Dir meinen alten Menschennamen nennen:
Ich hieß einst Otho, als ich noch im Leben;
Zu dir zu gehen, wollte Gott vergönnen,

Um dir den süßen Balsam, Trost, zu geben,
Daß du dem Herren immer magst vertrauen,
Und nicht verzweifelnd nach Vergangnem streben.

Siegfried. Allgüt'ger Gott! Welch Wunder muß ich schauen,
Wie viel erfahr' ich jezo Wunderwerke!
Von nun an will ich deiner Macht vertrauen.

Ich fühle schon in mir die neue Stärke,
Hinweg entflieht das irdische Verzagen,
Gepriesen sei dein Nam' und deine Werke!

In meiner Seele fängt es an zu tagen
Und heilige Entschlüsse nun gedeihen,
Zu Lobgesängen werden meine Klagen.

Nicht mehr will ich mich mit mir selbst entzweien,
In Gottes Dienst will ich mein Leben enden,
Den matten Geist mit Himmelsspeis' erfreuen.

O dank dir Freund, aus deinen lieben Händen
Hab' ich das köstlichste Geschenk empfangen,
Das mir die Güte Gottes mochte senden.

Pilgrim. Zu dir stand seit dem Tode mein Verlangen,
Besuchen wollt' ich dich vor manchen Jahren,
Dir trocknen deine Thränen von den Wangen.

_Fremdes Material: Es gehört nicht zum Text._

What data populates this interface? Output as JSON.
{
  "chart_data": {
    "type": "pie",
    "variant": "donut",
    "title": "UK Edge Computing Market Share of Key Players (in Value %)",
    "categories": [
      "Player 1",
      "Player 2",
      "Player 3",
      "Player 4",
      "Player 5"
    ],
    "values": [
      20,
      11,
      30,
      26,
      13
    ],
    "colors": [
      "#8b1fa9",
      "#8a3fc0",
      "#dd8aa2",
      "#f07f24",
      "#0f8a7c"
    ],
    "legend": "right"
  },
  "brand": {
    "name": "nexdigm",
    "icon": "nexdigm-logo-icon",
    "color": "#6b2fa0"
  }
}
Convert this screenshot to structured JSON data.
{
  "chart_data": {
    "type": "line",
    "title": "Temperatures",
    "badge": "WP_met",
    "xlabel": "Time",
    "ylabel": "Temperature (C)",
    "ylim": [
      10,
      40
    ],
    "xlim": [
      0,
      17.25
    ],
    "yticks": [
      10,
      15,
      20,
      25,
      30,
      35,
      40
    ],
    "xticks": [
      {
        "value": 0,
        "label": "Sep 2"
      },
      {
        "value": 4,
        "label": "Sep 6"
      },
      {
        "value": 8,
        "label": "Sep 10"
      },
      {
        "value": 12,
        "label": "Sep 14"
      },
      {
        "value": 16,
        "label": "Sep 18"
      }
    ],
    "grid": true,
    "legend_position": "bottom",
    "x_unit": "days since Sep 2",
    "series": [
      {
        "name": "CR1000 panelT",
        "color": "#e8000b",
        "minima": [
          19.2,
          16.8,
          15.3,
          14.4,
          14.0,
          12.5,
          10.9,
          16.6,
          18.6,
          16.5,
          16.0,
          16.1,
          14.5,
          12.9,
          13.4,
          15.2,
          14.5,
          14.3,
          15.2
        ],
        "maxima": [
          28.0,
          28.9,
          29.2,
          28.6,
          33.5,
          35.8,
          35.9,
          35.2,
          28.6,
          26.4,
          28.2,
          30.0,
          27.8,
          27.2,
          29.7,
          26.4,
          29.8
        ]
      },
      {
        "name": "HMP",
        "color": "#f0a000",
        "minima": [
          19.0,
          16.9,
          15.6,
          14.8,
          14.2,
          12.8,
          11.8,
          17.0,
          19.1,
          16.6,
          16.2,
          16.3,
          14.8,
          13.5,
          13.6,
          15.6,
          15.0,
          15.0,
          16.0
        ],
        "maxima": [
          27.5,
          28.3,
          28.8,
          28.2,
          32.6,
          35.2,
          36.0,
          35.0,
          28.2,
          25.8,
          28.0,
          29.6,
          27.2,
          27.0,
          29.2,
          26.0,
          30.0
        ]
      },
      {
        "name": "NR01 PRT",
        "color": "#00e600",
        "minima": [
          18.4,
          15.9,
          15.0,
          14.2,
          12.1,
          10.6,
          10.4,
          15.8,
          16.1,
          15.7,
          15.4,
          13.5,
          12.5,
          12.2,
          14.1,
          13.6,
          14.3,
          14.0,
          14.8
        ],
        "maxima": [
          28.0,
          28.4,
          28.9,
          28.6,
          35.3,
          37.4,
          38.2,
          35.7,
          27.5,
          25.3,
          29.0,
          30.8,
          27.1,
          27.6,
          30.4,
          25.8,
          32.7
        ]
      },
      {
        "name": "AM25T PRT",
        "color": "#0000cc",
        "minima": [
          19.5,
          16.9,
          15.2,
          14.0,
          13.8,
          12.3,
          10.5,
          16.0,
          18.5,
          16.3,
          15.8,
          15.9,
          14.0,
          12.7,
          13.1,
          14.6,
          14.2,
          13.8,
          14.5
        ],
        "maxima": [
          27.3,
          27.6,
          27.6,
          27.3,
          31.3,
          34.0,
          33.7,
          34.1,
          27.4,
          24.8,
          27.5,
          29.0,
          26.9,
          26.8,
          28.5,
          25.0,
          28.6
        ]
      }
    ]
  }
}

Ich hatte jenseit alles schon erfahren,
Doch wußt' ich auch, wie alles mußte schließen,
Und wer die Mörder deiner Ruhe waren.

So ließ ich denn die Zeit vorüberfließen,
Geläutert erst von meinen ird'schen Sünden
Mußt' mir ein neuer Sinn im Geiste sprießen.

Nun ging ich aus, dich und den Sohn zu finden,
Den ich in Sünden dir zu Schmach erzeugt,
Und dir von Gott den Frieden zu verkünden.

Der Golo, der zum Grabe dich gebeugt,
Derselbe ist mein Sohn aus schlimmer Ehe,
Er selber schlimm, wie er sich dir bezeigt.

Siegfried. Gar wunderbar! des Herren Will' geschehe,
Ich bete an die Wege sein im Dunkeln,
Und danke selber für dies Herzenswehe:
Ich hoff dereinst in seinem Licht zu funkeln.